Vulcan Society classes cater to minority applicants, but are not exclusive to them. At this class there were a handful of white students.
“We are trying to bring more black and people of color to this job,” Paul Washington, immediate past president of the Vulcan Society and teacher, told the class.
Over 70 students, mostly black, attended to get tips, advice and an idea of what questions could be potentially asked on the test.
Washington made it clear to the attendees that no one knows the exact questions that will be asked.
Before he talked about the test, he discussed the benefits that came with the career.
“I can’t convey to you how good this job is,” Washington told the class. “It is a great job.”
He praised the salary, the job security and the public service that being a firefighter brings to the community.
Washington said that he would go over different parts of the test, which include three videos, background information survey questions, reading comprehension and math.
“We feel that the background information questions are going to be the most important part,” he said.
Washington pointed out it could be weighed the most, relative to other portions of the test.
He showed the class four different video segments, one focusing on constructing a greenhouse, storing food and grooming a dog.
Washington said that the test will have similar videos and that they may not even have to do with firefighting.
The class then answered multiple choice questions related to the videos.
After Washington had finished going over one of the videos, he introduced veteran firefighter Bruce Stanley, who told the class not only about the test but in a surprise twist, registering to vote.

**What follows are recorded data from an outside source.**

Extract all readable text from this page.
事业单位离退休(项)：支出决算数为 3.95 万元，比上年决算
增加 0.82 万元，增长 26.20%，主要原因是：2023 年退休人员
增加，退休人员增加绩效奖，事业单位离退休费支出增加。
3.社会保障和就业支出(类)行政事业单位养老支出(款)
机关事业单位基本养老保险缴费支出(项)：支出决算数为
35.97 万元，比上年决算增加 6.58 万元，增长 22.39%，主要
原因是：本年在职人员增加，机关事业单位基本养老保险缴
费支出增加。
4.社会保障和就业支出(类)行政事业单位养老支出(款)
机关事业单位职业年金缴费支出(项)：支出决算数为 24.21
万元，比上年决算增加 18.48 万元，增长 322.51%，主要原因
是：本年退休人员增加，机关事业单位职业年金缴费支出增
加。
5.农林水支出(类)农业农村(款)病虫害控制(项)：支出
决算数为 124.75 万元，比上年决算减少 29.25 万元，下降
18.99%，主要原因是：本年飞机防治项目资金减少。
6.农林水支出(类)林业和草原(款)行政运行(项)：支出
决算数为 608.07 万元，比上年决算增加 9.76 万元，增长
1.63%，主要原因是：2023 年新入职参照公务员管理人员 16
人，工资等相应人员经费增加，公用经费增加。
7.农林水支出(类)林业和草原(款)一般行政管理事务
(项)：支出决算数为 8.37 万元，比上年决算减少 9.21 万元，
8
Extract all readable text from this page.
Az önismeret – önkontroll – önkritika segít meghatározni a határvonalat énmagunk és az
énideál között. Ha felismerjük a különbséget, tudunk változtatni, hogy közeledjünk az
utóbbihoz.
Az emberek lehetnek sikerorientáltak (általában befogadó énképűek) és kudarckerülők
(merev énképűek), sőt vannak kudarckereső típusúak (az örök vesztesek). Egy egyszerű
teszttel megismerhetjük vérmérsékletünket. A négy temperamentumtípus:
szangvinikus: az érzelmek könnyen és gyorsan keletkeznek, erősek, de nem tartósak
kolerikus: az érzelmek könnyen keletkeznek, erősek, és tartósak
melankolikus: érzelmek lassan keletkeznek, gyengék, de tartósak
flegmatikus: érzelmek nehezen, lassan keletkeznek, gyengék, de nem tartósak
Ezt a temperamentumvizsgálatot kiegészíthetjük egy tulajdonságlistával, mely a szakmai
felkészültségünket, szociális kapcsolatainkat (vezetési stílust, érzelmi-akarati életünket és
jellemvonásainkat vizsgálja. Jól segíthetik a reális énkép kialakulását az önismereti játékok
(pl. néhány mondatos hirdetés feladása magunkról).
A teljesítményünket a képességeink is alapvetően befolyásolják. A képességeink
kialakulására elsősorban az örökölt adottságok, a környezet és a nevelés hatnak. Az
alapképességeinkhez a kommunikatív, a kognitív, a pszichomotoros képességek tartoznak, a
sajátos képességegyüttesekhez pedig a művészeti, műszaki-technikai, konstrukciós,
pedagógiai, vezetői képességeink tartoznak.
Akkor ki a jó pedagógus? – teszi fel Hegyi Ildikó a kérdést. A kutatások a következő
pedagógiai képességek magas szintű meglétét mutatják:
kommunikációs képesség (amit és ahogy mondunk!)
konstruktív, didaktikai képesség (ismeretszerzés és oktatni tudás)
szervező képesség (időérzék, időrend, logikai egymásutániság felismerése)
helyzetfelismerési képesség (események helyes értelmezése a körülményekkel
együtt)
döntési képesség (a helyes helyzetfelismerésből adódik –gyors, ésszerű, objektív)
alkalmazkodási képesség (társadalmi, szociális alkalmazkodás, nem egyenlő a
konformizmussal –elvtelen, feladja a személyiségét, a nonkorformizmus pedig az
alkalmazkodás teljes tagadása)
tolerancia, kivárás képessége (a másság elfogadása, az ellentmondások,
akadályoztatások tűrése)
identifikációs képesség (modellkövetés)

“If things continue to go the way they’re going around the world, you may be drafted,” he warned.
Stanley did keep on topic urging the applicants to study hard. “From this day until you take your exams do nothing but study for this test,” he said. “It’s going to be very competitive.”
At the end of the class, Washington gave general tips including getting a good night’s sleep and having a good breakfast.
Jarrett Mathurin-Neville, an 18-year-old student from Harlem, said that he will be taking the test and was looking for any advantage he could get. “I heard it was a really good opportunity to get ahead,” he said, “as much prep that I could get for a course especially for one that’s so competitive would be best.”